Because the redevelopment program is already in place, the commissioners decided that the municipalities that requested funding through CDBG last January and were awarded on partial grants, will be fully funded.

One of the county’s allocations will be used to pay for construction in the court house building to meet the requirements of the Americans With Disabilities Act, which will cost $26,526; another will be for a water and sewer project for Habitat for Humanity costing $12,000; and a third is for paving in Clinton Township, which will cost $35,369.

The redevelopment authority will receive a percentage of the funding for management of the project.

The Honesdale Borough allocation will pay for the erection of guardrails on Carroll, Vine and Hillcrest streets and the completion of the borough’s storm water project on 15th Street, again as part of the CDBG program.
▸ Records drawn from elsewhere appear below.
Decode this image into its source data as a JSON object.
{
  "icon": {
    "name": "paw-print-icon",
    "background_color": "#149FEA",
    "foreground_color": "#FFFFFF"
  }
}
“We have 120 days to get applications in,” Young said. “After approvals, each project will have to go to bid.” The money will come after the projects have been completed.

The purpose of the CDBG program is to fund activities that benefit communities that are comprised of at least 51 percent low- and moderate-income families. The CDBG funds traditionally originate in the U.S. Department of Housing and Urban Development and come through the state.

As part of the CDBG program, municipalities must survey their neighborhoods to see if the 51 percent rule applies. If it does, the project qualifies.